Corrosion in wet central heating systems is a constant process. If radiators are removed for decorating, or there are leaks on the system and radiators are bled, fresh water is added which is oxygenated and dilutes the inhibitor and keeps the corrosion process going.
How To Deal With Sludge
The whole system needs to be flushed out, this includes pipework, radiators, cylinder heating coil if fitted and the boiler. The most effective way to achieve this is by Power flushing. See separate post for further details.
Once the system is cleaned, a magnetic filter should fitted and the water suitably dosed with an inhibitor.
For new heating systems The Compliance Guide to Part L of the UK Building Regulations for England and Wales requires a central heating system to be cleaned and flushed before a corrosion and scale inhibitor chemical is added during commissioning.

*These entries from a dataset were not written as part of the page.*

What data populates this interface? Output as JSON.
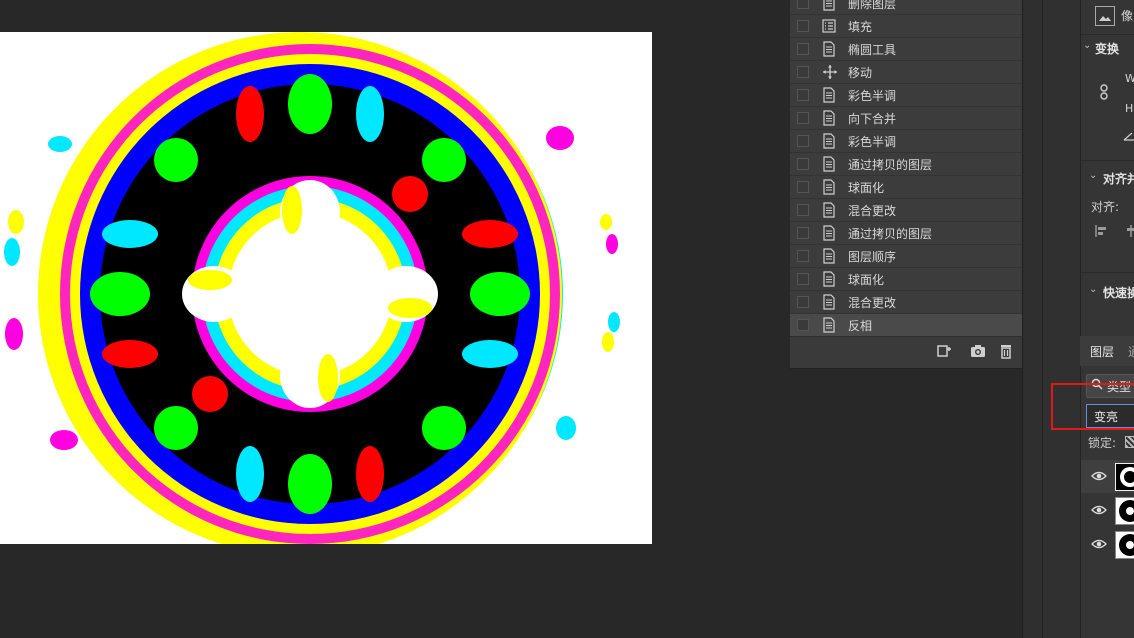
{
  "history": {
    "items": [
      {
        "label": "删除图层",
        "icon": "document-icon"
      },
      {
        "label": "填充",
        "icon": "list-icon"
      },
      {
        "label": "椭圆工具",
        "icon": "document-icon"
      },
      {
        "label": "移动",
        "icon": "move-icon"
      },
      {
        "label": "彩色半调",
        "icon": "document-icon"
      },
      {
        "label": "向下合并",
        "icon": "document-icon"
      },
      {
        "label": "彩色半调",
        "icon": "document-icon"
      },
      {
        "label": "通过拷贝的图层",
        "icon": "document-icon"
      },
      {
        "label": "球面化",
        "icon": "document-icon"
      },
      {
        "label": "混合更改",
        "icon": "document-icon"
      },
      {
        "label": "通过拷贝的图层",
        "icon": "document-icon"
      },
      {
        "label": "图层顺序",
        "icon": "document-icon"
      },
      {
        "label": "球面化",
        "icon": "document-icon"
      },
      {
        "label": "混合更改",
        "icon": "document-icon"
      },
      {
        "label": "反相",
        "icon": "document-icon",
        "selected": true
      }
    ],
    "footer_buttons": [
      "new-document-from-state-icon",
      "camera-icon",
      "trash-icon"
    ]
  },
  "properties": {
    "pixel_label": "像",
    "transform_title": "变换",
    "w_label": "W",
    "h_label": "H",
    "align_title": "对齐并",
    "align_label": "对齐:",
    "quick_title": "快速操"
  },
  "layers": {
    "tab_label": "图层",
    "tab2_label": "通",
    "kind_label": "类型",
    "blend_mode": "变亮",
    "lock_label": "锁定:"
  },
  "colors": {
    "highlight": "#e0191b",
    "panel": "#3a3a3a",
    "background": "#282828"
  }
}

Most boiler manufacturers now also make the warranty dependent on the system being flushed in accordance with BS7593, Benchmark and Part L.
As an alternative, each radiator can be removed, taken outside and flushed with a hosepipe, this carries many potential risks such as spillage, damage to decor or radiators and doesn’t clean the pipework or boiler.
The magnetic filter now continuously removes any residual contaminants within the system, but, and I cannot stress this enough, the inhibitor level must be maintained, simple to do, once a year, when the filter is cleaned, a bottle of inhibitor is poured into the empty filter case, then filter is refitted and that’s it. This can be done either by me or by yourself.